O primeiro pressuposto é que a retenção prejudica a maioria dos alunos. Não é assim. No ensino básico, a retenção tem menos efeitos positivos no desempenho do aluno do que numa fase mais avançada do percurso escolar. Ora isto está muito longe de significar que a retenção prejudica os alunos. Até porque inúmeros estudos académicos demonstraram que a prática da social promotion (i.e. a não retenção dos alunos) não beneficia os alunos, e que o elemento-chave na equação é o acompanhamento que os pais fazem do desempenho escolar dos seus filhos.
O segundo pressuposto é que é possível uma comparação directa entre o caso português e os casos da Europa do Norte. Não é. Porque os contextos sociais, culturais e económicos não podiam ser mais distintos, porque a organização da rede escolar é tremendamente diferente - a descentralização do ensino e a responsabilização dos seus vários sectores não existe em Portugal -, e porque nós em Portugal não temos dados estatísticos sobre os alunos que nos permitam acompanhar o desenvolvimento individual de cada um deles (i.e. saber as suas notas, por que escolas passaram, que professores tiveram, qual o nível socioeconómico dos seus pais, onde estão passados cinco anos do fim da sua educação secundária, etc.); não podemos, por isso, concluir sobre os efeitos de determinadas medidas sobre o seu desempenho escolar.
O terceiro pressuposto é que o sucesso é um direito e que deve portanto ser garantido pelo Estado. Não é assim. Este é, aliás, o pressuposto latente em quase todas as políticas educativas deste PS de Sócrates: a abolição da responsabilidade individual em favor da igualitarização do mérito. Comparar este discurso com os que se pratica nos países do Norte da Europa demonstra, acima de tudo, uma profunda ignorância sobre os pilares de exigência e accountability que sustentam os sistemas de ensino nesses países.
II. A única novidade neste debate é o curioso contexto político em que surgem estas propostas de Isabel Alçada. Não se trata de um debate novo e nenhum dos argumentos para rebater as propostas do PS é verdadeiramente original, pelo que não é crível que alguém no Governo esteja surpreendido com os ataques que as propostas originaram. E o facto de Isabel Alçada afirmar que só avançará se tiver consenso entre os partidos, algo cuja probabilidade é menor que a de Sócrates se demitir por livre e espontânea vontade, diz tudo sobre as suas ambições em ver aprovadas estas propostas.
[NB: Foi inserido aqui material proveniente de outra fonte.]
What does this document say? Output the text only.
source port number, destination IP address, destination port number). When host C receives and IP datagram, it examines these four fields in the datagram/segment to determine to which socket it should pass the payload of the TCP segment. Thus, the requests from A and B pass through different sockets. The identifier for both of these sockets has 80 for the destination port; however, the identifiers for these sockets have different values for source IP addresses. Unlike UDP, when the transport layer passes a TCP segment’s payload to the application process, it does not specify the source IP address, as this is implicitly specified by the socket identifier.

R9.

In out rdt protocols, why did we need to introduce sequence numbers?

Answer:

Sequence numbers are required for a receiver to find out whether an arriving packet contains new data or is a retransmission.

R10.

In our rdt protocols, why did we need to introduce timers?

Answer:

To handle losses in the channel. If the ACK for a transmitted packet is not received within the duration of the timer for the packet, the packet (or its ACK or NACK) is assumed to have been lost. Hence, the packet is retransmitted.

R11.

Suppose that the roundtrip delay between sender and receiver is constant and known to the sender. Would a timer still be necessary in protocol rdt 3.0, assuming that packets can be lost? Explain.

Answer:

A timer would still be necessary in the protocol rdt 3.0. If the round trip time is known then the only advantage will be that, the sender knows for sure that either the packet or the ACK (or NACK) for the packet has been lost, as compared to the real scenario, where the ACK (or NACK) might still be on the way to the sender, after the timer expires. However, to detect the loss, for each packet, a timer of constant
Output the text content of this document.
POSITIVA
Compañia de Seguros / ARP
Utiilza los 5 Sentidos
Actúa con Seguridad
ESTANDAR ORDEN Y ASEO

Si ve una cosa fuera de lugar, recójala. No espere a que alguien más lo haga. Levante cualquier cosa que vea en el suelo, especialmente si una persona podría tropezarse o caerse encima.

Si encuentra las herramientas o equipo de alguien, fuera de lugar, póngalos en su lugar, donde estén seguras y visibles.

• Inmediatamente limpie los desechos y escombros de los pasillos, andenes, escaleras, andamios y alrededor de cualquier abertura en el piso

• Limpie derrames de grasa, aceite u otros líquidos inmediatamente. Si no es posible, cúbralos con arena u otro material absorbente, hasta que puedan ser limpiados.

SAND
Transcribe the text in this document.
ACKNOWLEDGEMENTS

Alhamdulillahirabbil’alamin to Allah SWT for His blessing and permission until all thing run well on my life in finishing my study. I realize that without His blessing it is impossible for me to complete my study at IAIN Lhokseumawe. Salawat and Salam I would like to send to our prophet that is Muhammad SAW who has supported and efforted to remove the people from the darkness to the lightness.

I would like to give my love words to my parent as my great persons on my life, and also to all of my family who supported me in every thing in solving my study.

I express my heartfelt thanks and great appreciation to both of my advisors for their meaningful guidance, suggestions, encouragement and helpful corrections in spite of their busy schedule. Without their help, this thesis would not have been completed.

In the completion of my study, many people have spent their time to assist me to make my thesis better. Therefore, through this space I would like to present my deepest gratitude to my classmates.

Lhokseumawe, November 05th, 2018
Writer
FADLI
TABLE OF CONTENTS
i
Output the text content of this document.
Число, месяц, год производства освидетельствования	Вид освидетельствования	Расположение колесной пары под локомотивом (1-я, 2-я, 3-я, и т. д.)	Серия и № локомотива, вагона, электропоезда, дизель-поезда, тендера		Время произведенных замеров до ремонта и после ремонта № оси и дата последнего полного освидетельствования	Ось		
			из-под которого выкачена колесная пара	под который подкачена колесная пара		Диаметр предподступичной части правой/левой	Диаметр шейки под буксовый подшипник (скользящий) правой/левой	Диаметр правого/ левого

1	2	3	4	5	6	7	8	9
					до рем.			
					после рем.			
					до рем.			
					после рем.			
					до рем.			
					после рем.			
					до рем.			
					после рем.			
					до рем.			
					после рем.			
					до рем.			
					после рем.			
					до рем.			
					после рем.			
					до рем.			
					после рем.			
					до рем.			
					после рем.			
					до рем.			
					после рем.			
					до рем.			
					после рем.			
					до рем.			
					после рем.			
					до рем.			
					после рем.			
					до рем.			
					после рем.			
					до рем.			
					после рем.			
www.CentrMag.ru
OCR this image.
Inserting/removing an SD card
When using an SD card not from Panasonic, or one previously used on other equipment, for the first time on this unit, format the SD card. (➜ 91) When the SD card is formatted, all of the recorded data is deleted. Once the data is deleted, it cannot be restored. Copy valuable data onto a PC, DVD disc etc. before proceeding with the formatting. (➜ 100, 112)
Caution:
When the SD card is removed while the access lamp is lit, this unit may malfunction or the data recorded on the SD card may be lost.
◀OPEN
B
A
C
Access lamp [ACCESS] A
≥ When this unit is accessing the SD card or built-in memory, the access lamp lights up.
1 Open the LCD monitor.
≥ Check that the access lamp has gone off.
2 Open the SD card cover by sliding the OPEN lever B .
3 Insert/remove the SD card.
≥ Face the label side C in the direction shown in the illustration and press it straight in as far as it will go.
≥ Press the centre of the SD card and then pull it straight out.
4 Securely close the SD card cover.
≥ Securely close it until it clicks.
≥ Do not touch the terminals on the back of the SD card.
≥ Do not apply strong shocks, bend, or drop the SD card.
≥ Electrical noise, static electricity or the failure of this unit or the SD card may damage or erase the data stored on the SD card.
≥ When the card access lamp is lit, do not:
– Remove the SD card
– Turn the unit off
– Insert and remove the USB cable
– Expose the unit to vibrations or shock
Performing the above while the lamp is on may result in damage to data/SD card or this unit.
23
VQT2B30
Sócrates quererá preparar-se para os duros meses que aí vêm, com eleições presidenciais, o OE para 2011 e a erosão da sua base de apoio, levantando velhas guerras (para as quais já tem fieis seguidores) e evitando mediatizar as novas. Mas que o PS escolha a Educação e que primeiro-ministro e Isabel Alçada julguem que ainda podem cativar alguém com a sua visão para a Educação já só se explica pela ausência de oxigénio no ar viciado do bunker socialista.